周防正行監督「それでもボクはやっていない」


周防正行監督久々の新作「それでもボクはやっていない」を初日に観てきました。
「変態家族 兄貴の嫁さん」というデビュー作を大阪吹田だかのピンク映画館まで見に行ったのは今となってはいい思い出ですが、デビュー当時から気にかけていた監督は「ファンシーダンス」「シコふんじゃった」を経て「Shall we ダンス?」でブレークしました。その監督の11年振りの新作を観に行かない訳にはいきませんよね。

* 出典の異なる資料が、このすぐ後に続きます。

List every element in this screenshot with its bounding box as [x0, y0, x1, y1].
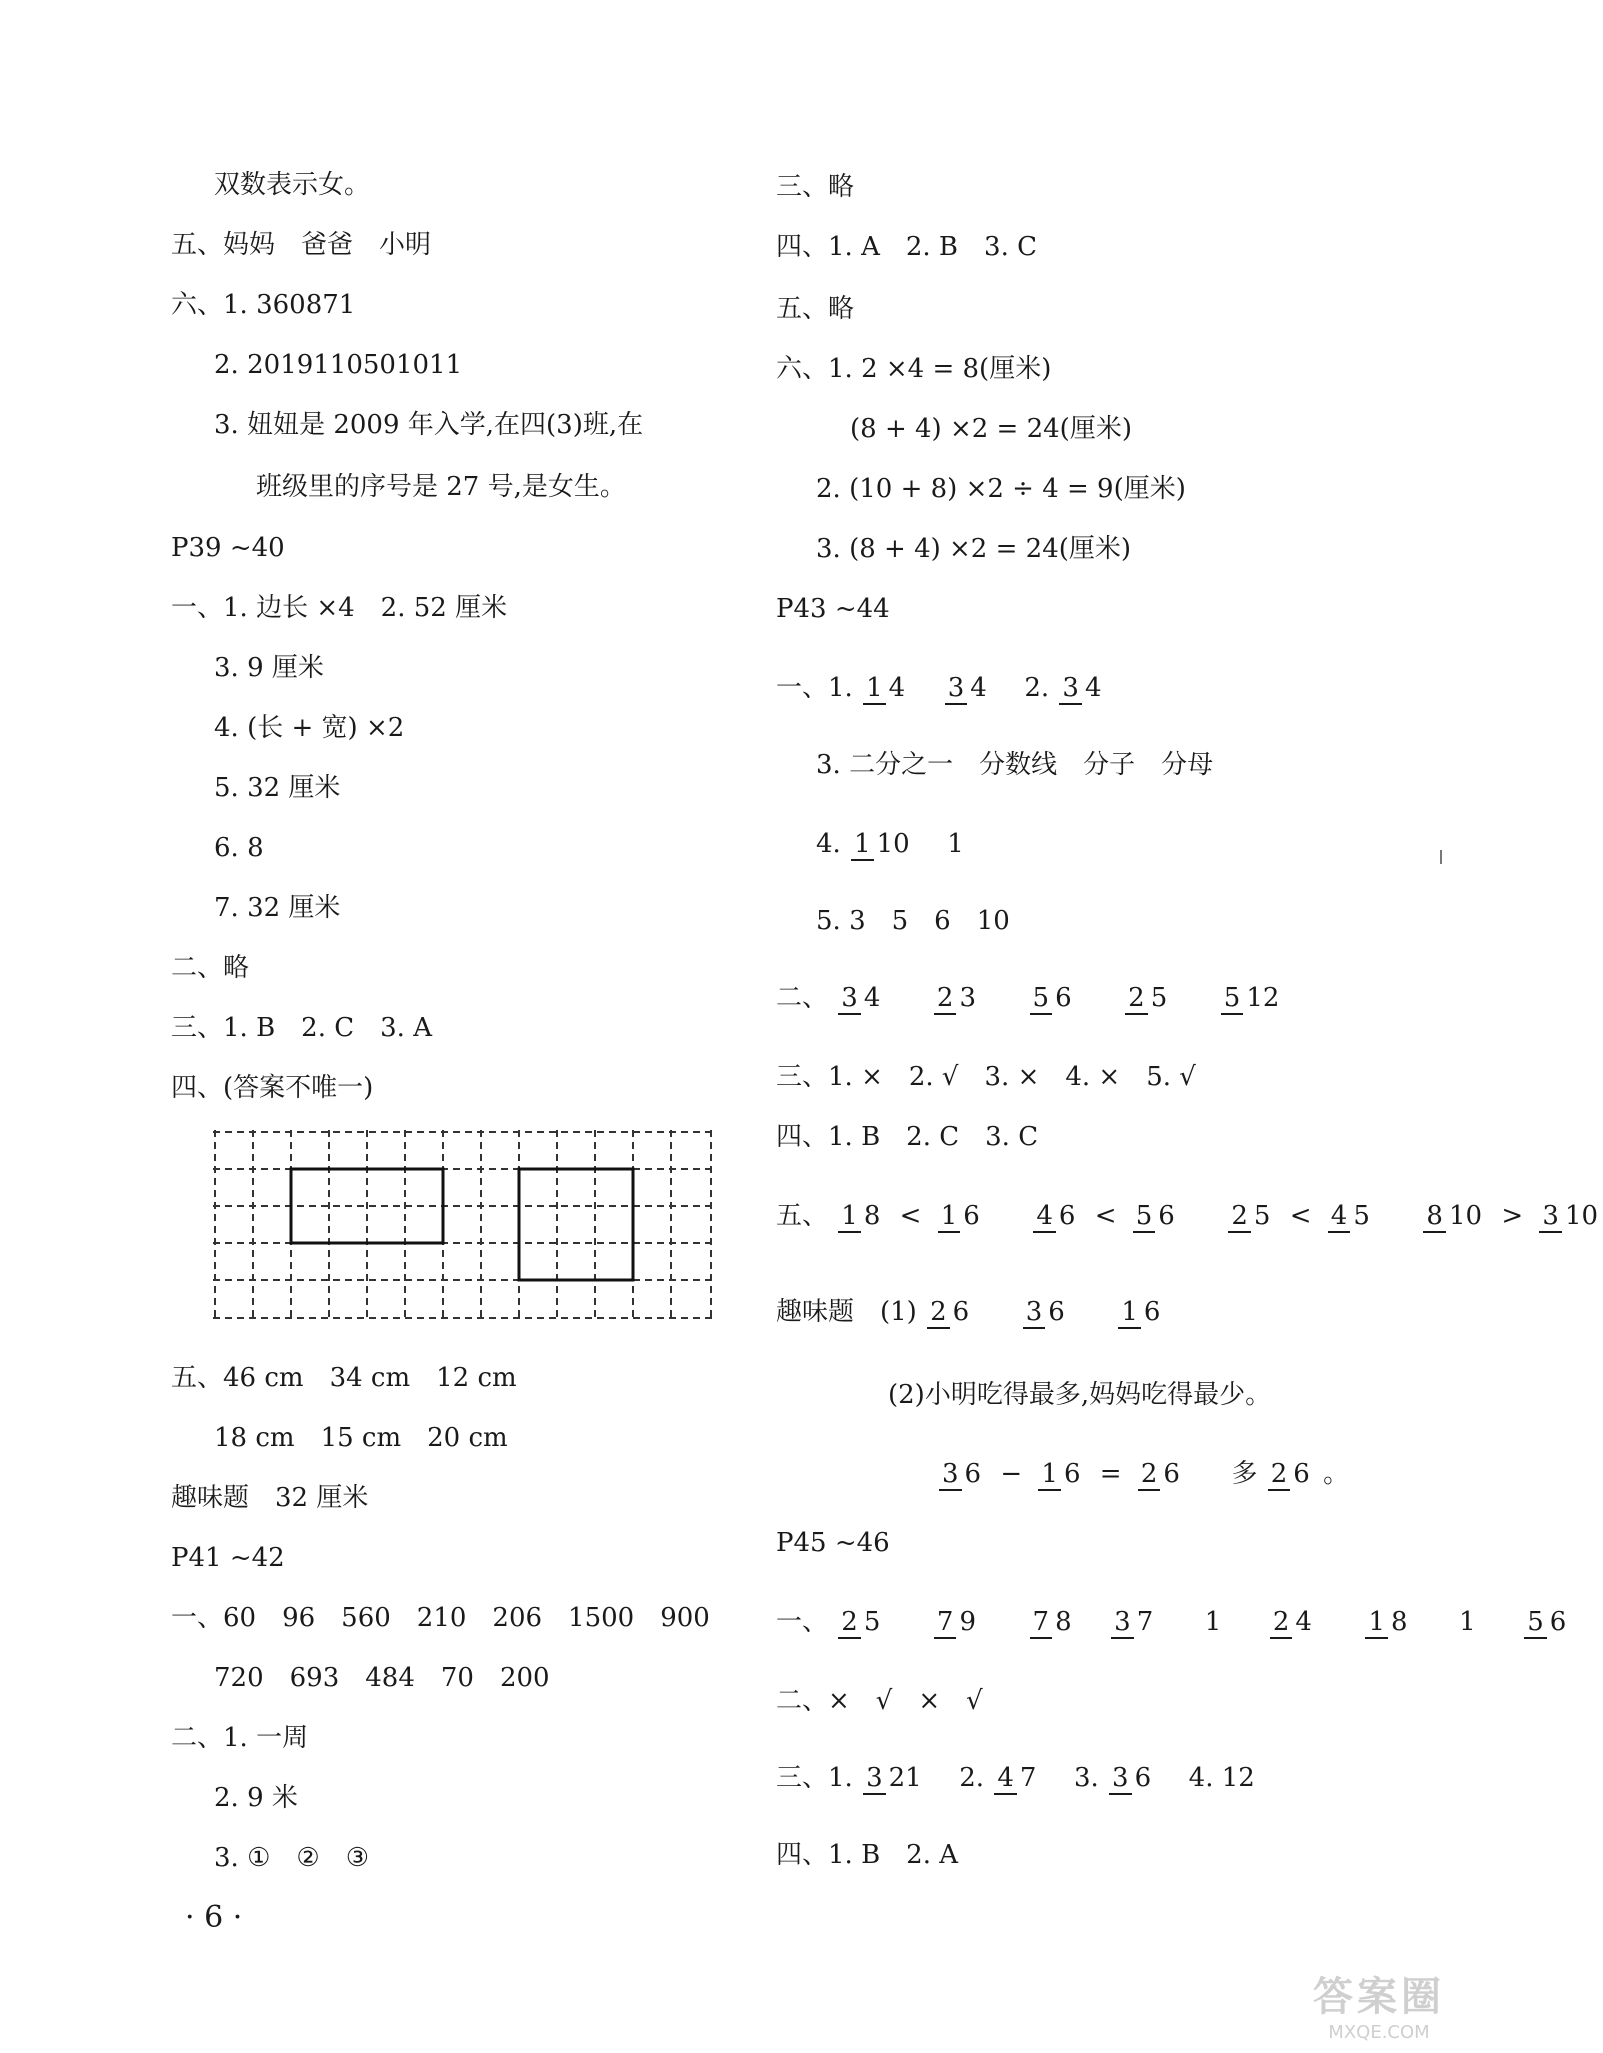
answer-line: 五、妈妈 爸爸 小明 — [171, 230, 432, 260]
fraction: 1 10 — [851, 830, 913, 858]
answer-line-fractions — [776, 1760, 1255, 1794]
fraction: 4 7 — [994, 1764, 1039, 1792]
answer-line: 3. 二分之一 分数线 分子 分母 — [816, 750, 1214, 780]
answer-line: 720 693 484 70 200 — [214, 1663, 550, 1693]
label: 1 — [1459, 1607, 1476, 1637]
fraction: 7 8 — [1030, 1608, 1075, 1636]
label: 二、 — [776, 983, 829, 1013]
section-heading: P45 ~46 — [776, 1528, 890, 1558]
answer-line: 四、1. A 2. B 3. C — [776, 232, 1037, 262]
answer-line-fractions — [776, 1294, 1165, 1328]
answer-line: 四、(答案不唯一) — [171, 1073, 374, 1103]
section-heading: P43 ~44 — [776, 594, 890, 624]
answer-line: 双数表示女。 — [214, 170, 371, 200]
label: 2. — [959, 1763, 985, 1793]
fraction: 3 4 — [1059, 674, 1104, 702]
fraction: 4 5 — [1328, 1202, 1373, 1230]
label: 三、1. — [776, 1763, 853, 1793]
fraction: 3 6 — [1023, 1298, 1068, 1326]
answer-line-fractions — [776, 670, 1107, 704]
answer-line-fractions — [937, 1456, 1349, 1490]
fraction: 5 6 — [1030, 984, 1075, 1012]
fraction: 3 10 — [1539, 1202, 1601, 1230]
answer-line: 趣味题 32 厘米 — [171, 1483, 369, 1513]
fraction: 8 10 — [1423, 1202, 1485, 1230]
answer-line-fractions — [816, 826, 964, 860]
answer-line-fractions — [776, 1198, 1603, 1232]
answer-line: 3. (8 + 4) ×2 = 24(厘米) — [816, 534, 1132, 564]
label: 3. — [1073, 1763, 1099, 1793]
fraction: 3 6 — [1109, 1764, 1154, 1792]
fraction: 1 6 — [1118, 1298, 1163, 1326]
fraction: 3 4 — [945, 674, 990, 702]
minus-sign: − — [1000, 1459, 1023, 1489]
fraction: 1 8 — [838, 1202, 883, 1230]
answer-line: 一、60 96 560 210 206 1500 900 — [171, 1603, 710, 1633]
answer-line-fractions — [776, 980, 1284, 1014]
answer-line: 六、1. 360871 — [171, 290, 356, 320]
answer-line: 二、× √ × √ — [776, 1686, 983, 1716]
square-answer — [519, 1169, 633, 1280]
equals-sign: = — [1099, 1459, 1122, 1489]
answer-line: (2)小明吃得最多,妈妈吃得最少。 — [888, 1380, 1272, 1410]
label: 2. — [1024, 673, 1050, 703]
answer-line: 2. 9 米 — [214, 1783, 298, 1813]
less-than-sign: < — [899, 1201, 922, 1231]
answer-line: 7. 32 厘米 — [214, 893, 341, 923]
dotted-grid-figure — [213, 1130, 713, 1320]
fraction: 3 4 — [838, 984, 883, 1012]
label: 1 — [1204, 1607, 1222, 1637]
fraction: 5 6 — [1524, 1608, 1569, 1636]
fraction: 3 7 — [1111, 1608, 1156, 1636]
fraction: 1 6 — [1038, 1460, 1083, 1488]
section-heading: P39 ~40 — [171, 533, 285, 563]
answer-line: 三、略 — [776, 172, 855, 202]
answer-line: (8 + 4) ×2 = 24(厘米) — [850, 414, 1132, 444]
fraction: 2 3 — [934, 984, 979, 1012]
answer-line: 3. 9 厘米 — [214, 653, 324, 683]
fraction: 2 6 — [1138, 1460, 1183, 1488]
section-heading: P41 ~42 — [171, 1543, 285, 1573]
fraction: 1 6 — [938, 1202, 983, 1230]
label: 趣味题 (1) — [776, 1297, 917, 1327]
watermark-logo: 答案圈 MXQE.COM — [1313, 1974, 1445, 2043]
label: 多 — [1231, 1459, 1258, 1489]
label: 。 — [1323, 1459, 1350, 1489]
label: 4. — [816, 829, 841, 859]
answer-line-fractions — [776, 1604, 1571, 1638]
fraction: 4 6 — [1033, 1202, 1078, 1230]
answer-line: 3. ① ② ③ — [214, 1843, 369, 1873]
fraction: 2 4 — [1270, 1608, 1315, 1636]
margin-mark — [1440, 850, 1442, 864]
answer-line: 3. 妞妞是 2009 年入学,在四(3)班,在 — [214, 410, 644, 440]
label: 1 — [947, 829, 964, 859]
fraction: 1 8 — [1365, 1608, 1410, 1636]
answer-line: 二、略 — [171, 953, 250, 983]
answer-line: 五、略 — [776, 294, 855, 324]
label: 一、1. — [776, 673, 853, 703]
answer-line: 三、1. B 2. C 3. A — [171, 1013, 432, 1043]
answer-line: 六、1. 2 ×4 = 8(厘米) — [776, 354, 1052, 384]
answer-line: 5. 3 5 6 10 — [816, 906, 1010, 936]
label: 4. 12 — [1188, 1763, 1255, 1793]
fraction: 1 4 — [863, 674, 908, 702]
answer-line: 6. 8 — [214, 833, 264, 863]
less-than-sign: < — [1289, 1201, 1312, 1231]
answer-line: 四、1. B 2. A — [776, 1840, 959, 1870]
fraction: 2 6 — [927, 1298, 972, 1326]
fraction: 2 6 — [1268, 1460, 1313, 1488]
label: 一、 — [776, 1607, 829, 1637]
answer-line: 四、1. B 2. C 3. C — [776, 1122, 1039, 1152]
fraction: 5 12 — [1221, 984, 1283, 1012]
less-than-sign: < — [1094, 1201, 1117, 1231]
answer-line: 2. 2019110501011 — [214, 350, 463, 380]
answer-line: 18 cm 15 cm 20 cm — [214, 1423, 508, 1453]
answer-line: 4. (长 + 宽) ×2 — [214, 713, 405, 743]
answer-line: 五、46 cm 34 cm 12 cm — [171, 1363, 517, 1393]
answer-line: 二、1. 一周 — [171, 1723, 309, 1753]
fraction: 5 6 — [1133, 1202, 1178, 1230]
fraction: 3 21 — [863, 1764, 925, 1792]
fraction: 3 6 — [939, 1460, 984, 1488]
answer-line: 班级里的序号是 27 号,是女生。 — [256, 472, 626, 502]
label: 五、 — [776, 1201, 829, 1231]
answer-line: 三、1. × 2. √ 3. × 4. × 5. √ — [776, 1062, 1196, 1092]
fraction: 2 5 — [1125, 984, 1170, 1012]
greater-than-sign: > — [1501, 1201, 1524, 1231]
fraction: 2 5 — [1228, 1202, 1273, 1230]
fraction: 7 9 — [934, 1608, 979, 1636]
answer-line: 2. (10 + 8) ×2 ÷ 4 = 9(厘米) — [816, 474, 1186, 504]
page-number: · 6 · — [185, 1900, 243, 1935]
fraction: 2 5 — [838, 1608, 883, 1636]
answer-line: 5. 32 厘米 — [214, 773, 341, 803]
answer-line: 一、1. 边长 ×4 2. 52 厘米 — [171, 593, 508, 623]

主演は硫黄島で戦っていた元憲兵隊清水役の加瀬亮です。この加瀬君は既に40本の映画に出ているとのことですが、監督が味付けしやすそうな、色々な役回りを演じられそうな、いかにも映画向きの役者ですね。これからの日本映画を背負ってくれる雰囲気濃厚です。弁護士に役所広司瀬戸朝香、母親にもたいまさこ、友人に山本耕史、元恋人に鈴木蘭々・・・その他助演陣も多士済々でその陣容を見ただけでも期待が高まります。

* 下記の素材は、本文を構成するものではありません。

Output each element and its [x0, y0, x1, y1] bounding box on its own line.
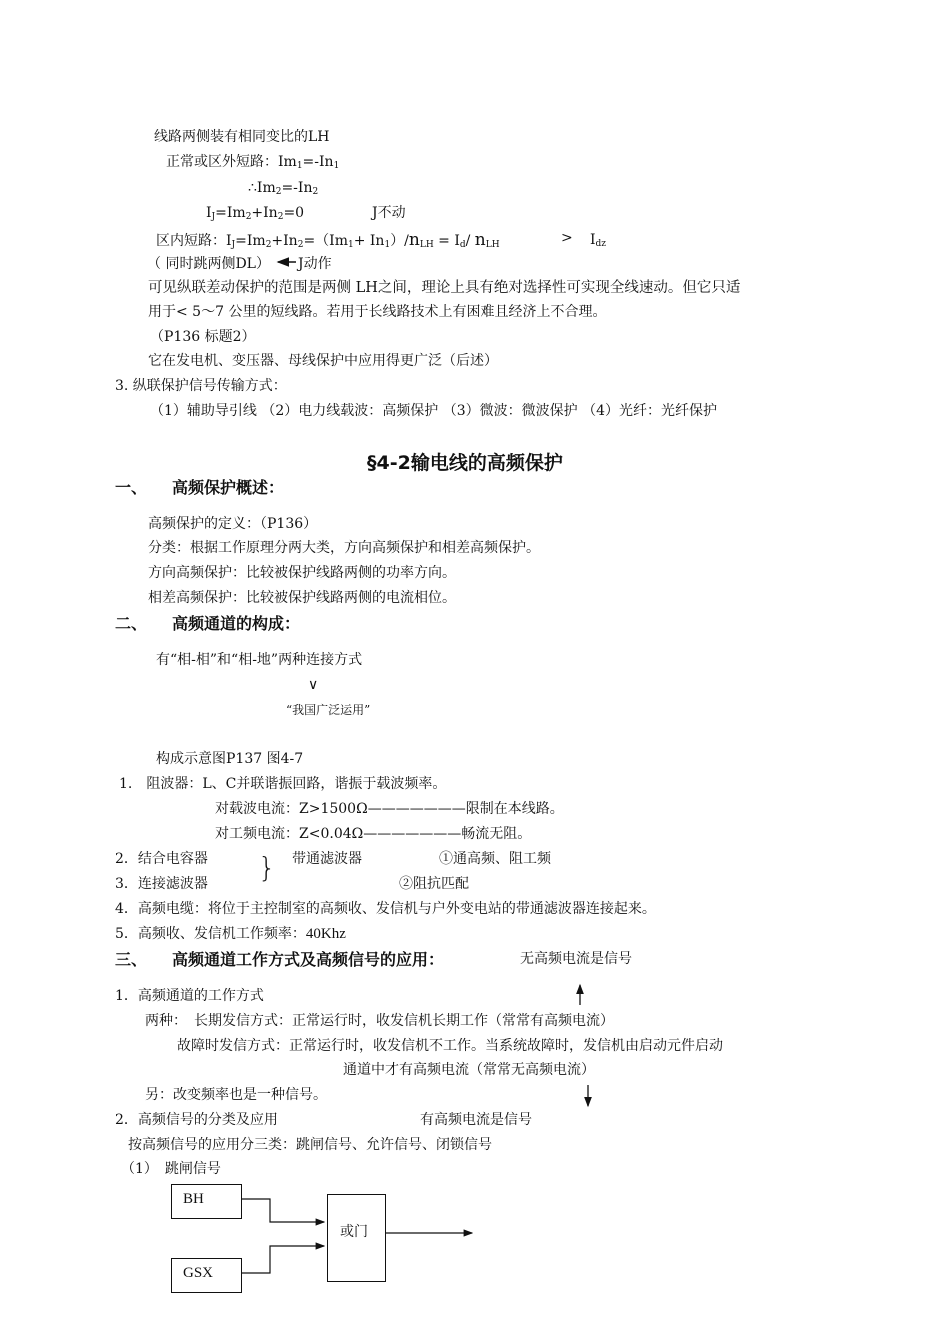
text-line: ②阻抗匹配: [399, 876, 469, 892]
text-line: （ 同时跳两侧DL）: [147, 256, 270, 272]
list-item: 方向高频保护：比较被保护线路两侧的功率方向。: [148, 565, 456, 581]
paragraph-line: 用于< 5～7 公里的短线路。若用于长线路技术上有困难且经济上不合理。: [148, 304, 607, 320]
vee-mark: ∨: [308, 677, 319, 693]
greater-than-sign: >: [561, 230, 573, 246]
text-line: （P136 标题2）: [150, 329, 256, 345]
text-line: 正常或区外短路：$Im_1=-In_1$: [166, 154, 340, 171]
text-line: $I_{dz}$: [590, 232, 607, 249]
side-note: 无高频电流是信号: [520, 951, 632, 967]
section-number: 一、: [115, 478, 148, 497]
section-heading: 高频通道的构成：: [172, 614, 301, 633]
list-item: 高频保护的定义：（P136）: [148, 516, 318, 532]
paragraph-line: 可见纵联差动保护的范围是两侧 LH之间，理论上具有绝对选择性可实现全线速动。但它只适: [148, 280, 741, 296]
list-item: （1） 跳闸信号: [121, 1161, 221, 1177]
text-line: 故障时发信方式：正常运行时，收发信机不工作。当系统故障时，发信机由启动元件启动: [177, 1038, 723, 1054]
list-item: 分类：根据工作原理分两大类，方向高频保护和相差高频保护。: [148, 540, 540, 556]
side-note: 有高频电流是信号: [420, 1112, 532, 1128]
list-item: 1. 阻波器：L、C并联谐振回路，谐振于载波频率。: [119, 776, 447, 792]
text-line: $I_J=Im_2+In_2=0$: [206, 205, 305, 222]
text-line: J不动: [372, 205, 406, 221]
list-item: （1）辅助导引线 （2）电力线载波：高频保护 （3）微波：微波保护 （4）光纤：光纤保护: [150, 403, 717, 419]
text-line: J动作: [298, 256, 332, 272]
section-title: §4-2输电线的高频保护: [367, 452, 563, 474]
list-item: 3．连接滤波器: [115, 876, 208, 892]
list-item: 对工频电流：Z<0.04Ω———————畅流无阻。: [215, 826, 532, 842]
list-item: 2．结合电容器: [115, 851, 208, 867]
text-line: 另：改变频率也是一种信号。: [145, 1087, 327, 1103]
list-item: 对载波电流：Z>1500Ω———————限制在本线路。: [215, 801, 564, 817]
list-item: 3. 纵联保护信号传输方式：: [115, 378, 287, 394]
or-gate-block: 或门: [327, 1194, 386, 1282]
note-text: “我国广泛运用”: [286, 703, 371, 717]
text-line: 带通滤波器: [292, 851, 362, 867]
list-item: 1．高频通道的工作方式: [115, 988, 264, 1004]
section-heading: 高频保护概述：: [172, 478, 285, 497]
brace-mark: }: [258, 851, 276, 884]
text-line: 有“相-相”和“相-地”两种连接方式: [156, 652, 363, 668]
section-number: 三、: [115, 950, 148, 969]
text-line: ①通高频、阻工频: [439, 851, 551, 867]
list-item: 5．高频收、发信机工作频率：40Khz: [115, 926, 346, 942]
text-line: 构成示意图P137 图4-7: [156, 751, 304, 767]
text-line: $\therefore Im_2=-In_2$: [248, 180, 319, 197]
section-number: 二、: [115, 614, 148, 633]
bh-block: BH: [171, 1184, 242, 1219]
gsx-connector: [242, 1246, 324, 1273]
text-line: 按高频信号的应用分三类：跳闸信号、允许信号、闭锁信号: [128, 1137, 492, 1153]
list-item: 相差高频保护：比较被保护线路两侧的电流相位。: [148, 590, 456, 606]
text-line: 通道中才有高频电流（常常无高频电流）: [343, 1062, 595, 1078]
formula-line: 区内短路：$I_J=Im_2+In_2=(Im_1+ In_1)/n_{LH} = I_d/$ $n_{LH}$: [156, 230, 500, 250]
text-line: 线路两侧装有相同变比的LH: [154, 129, 330, 145]
text-line: 它在发电机、变压器、母线保护中应用得更广泛（后述）: [148, 353, 498, 369]
bh-connector: [242, 1199, 324, 1222]
gsx-block: GSX: [171, 1258, 242, 1293]
section-heading: 高频通道工作方式及高频信号的应用：: [172, 950, 445, 969]
text-line: 两种： 长期发信方式：正常运行时，收发信机长期工作（常常有高频电流）: [145, 1013, 614, 1029]
list-item: 2．高频信号的分类及应用: [115, 1112, 278, 1128]
list-item: 4．高频电缆：将位于主控制室的高频收、发信机与户外变电站的带通滤波器连接起来。: [115, 901, 656, 917]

主人公の金子徹平が女子高校生から「痴漢したでしょ」と手を掴まれるところから映画ははじまります。監督が好きな小津風のロウアングルが多く、「やっているな」と時にニヤリとしながら観ていました。
しかし、この映画の主役は金子ではなく、逮捕から拘留、検事取調べを経て裁判に至る「制度」そのものであることに気付かされ、(不条理なことの連続でもあり、)観ているこちらも不安な気持になってきました。
周防監督の師匠筋にあたる伊丹十三の得意としたハウツー物にすれば面白味も倍増するでしょうし、ヒッチコック調の巻き込まれ型のミステリーとして描けばもっとサスペンスが生まれるでしょうが、そうはせず淡々と時は過ぎていくのです。

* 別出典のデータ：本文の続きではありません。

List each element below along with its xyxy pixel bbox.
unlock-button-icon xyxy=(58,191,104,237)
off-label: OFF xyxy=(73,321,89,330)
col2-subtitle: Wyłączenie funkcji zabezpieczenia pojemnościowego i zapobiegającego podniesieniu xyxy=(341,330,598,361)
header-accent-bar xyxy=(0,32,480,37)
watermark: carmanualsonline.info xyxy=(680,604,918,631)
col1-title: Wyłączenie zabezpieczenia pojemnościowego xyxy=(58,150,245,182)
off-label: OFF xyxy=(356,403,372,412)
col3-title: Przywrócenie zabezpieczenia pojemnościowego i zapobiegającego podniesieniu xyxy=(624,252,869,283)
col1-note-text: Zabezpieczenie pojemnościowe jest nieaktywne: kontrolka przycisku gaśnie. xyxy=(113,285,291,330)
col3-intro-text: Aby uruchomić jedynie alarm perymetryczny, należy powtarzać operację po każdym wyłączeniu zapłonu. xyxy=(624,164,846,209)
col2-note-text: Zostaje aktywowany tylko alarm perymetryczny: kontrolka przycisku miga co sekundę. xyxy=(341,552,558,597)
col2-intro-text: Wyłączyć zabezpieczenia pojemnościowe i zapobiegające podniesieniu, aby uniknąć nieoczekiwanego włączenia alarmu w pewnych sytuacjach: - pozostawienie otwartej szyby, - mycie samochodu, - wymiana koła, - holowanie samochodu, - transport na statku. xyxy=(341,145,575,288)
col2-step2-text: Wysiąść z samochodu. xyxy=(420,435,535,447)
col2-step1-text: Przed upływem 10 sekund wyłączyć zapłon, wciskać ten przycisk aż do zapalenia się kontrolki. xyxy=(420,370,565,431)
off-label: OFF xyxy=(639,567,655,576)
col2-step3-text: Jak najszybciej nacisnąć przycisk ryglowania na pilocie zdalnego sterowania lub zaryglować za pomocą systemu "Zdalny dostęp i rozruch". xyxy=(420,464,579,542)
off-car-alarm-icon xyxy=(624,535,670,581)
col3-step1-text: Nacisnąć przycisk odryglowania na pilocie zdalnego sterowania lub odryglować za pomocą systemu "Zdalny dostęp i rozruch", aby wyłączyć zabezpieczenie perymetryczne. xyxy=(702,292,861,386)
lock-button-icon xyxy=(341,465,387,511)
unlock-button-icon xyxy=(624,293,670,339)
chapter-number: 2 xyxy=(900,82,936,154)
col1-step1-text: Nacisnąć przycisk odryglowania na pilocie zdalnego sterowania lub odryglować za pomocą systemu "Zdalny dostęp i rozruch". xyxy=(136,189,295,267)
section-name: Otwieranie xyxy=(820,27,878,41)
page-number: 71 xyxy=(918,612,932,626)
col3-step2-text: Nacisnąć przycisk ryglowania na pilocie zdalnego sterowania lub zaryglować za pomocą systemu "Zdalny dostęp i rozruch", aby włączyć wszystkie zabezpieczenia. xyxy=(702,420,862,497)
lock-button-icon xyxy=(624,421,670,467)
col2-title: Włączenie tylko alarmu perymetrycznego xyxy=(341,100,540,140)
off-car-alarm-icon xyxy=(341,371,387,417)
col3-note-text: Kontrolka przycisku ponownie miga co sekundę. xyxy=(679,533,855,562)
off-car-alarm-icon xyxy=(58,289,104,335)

私の不安感は絶頂に達し、会社の仕事での問題事項を反芻しだした程です。「あれはどうだったか・・・」「あれでいいのか・・・」
スクリーンでは公判がどんどん進み、第12回公判で判決となり、映画は終了しました。
なんと重く考えさせられる映画か・・・それも仕事のことまでも。(苦笑)
ここまで重くさせられたのは間違いなく傑作の証拠だと思います。

私の好きな俳優のひとり小日向文世が裁判長を、北見敏之が検事を共に不気味に演じています。それだけでも一見の価値があるでしょう。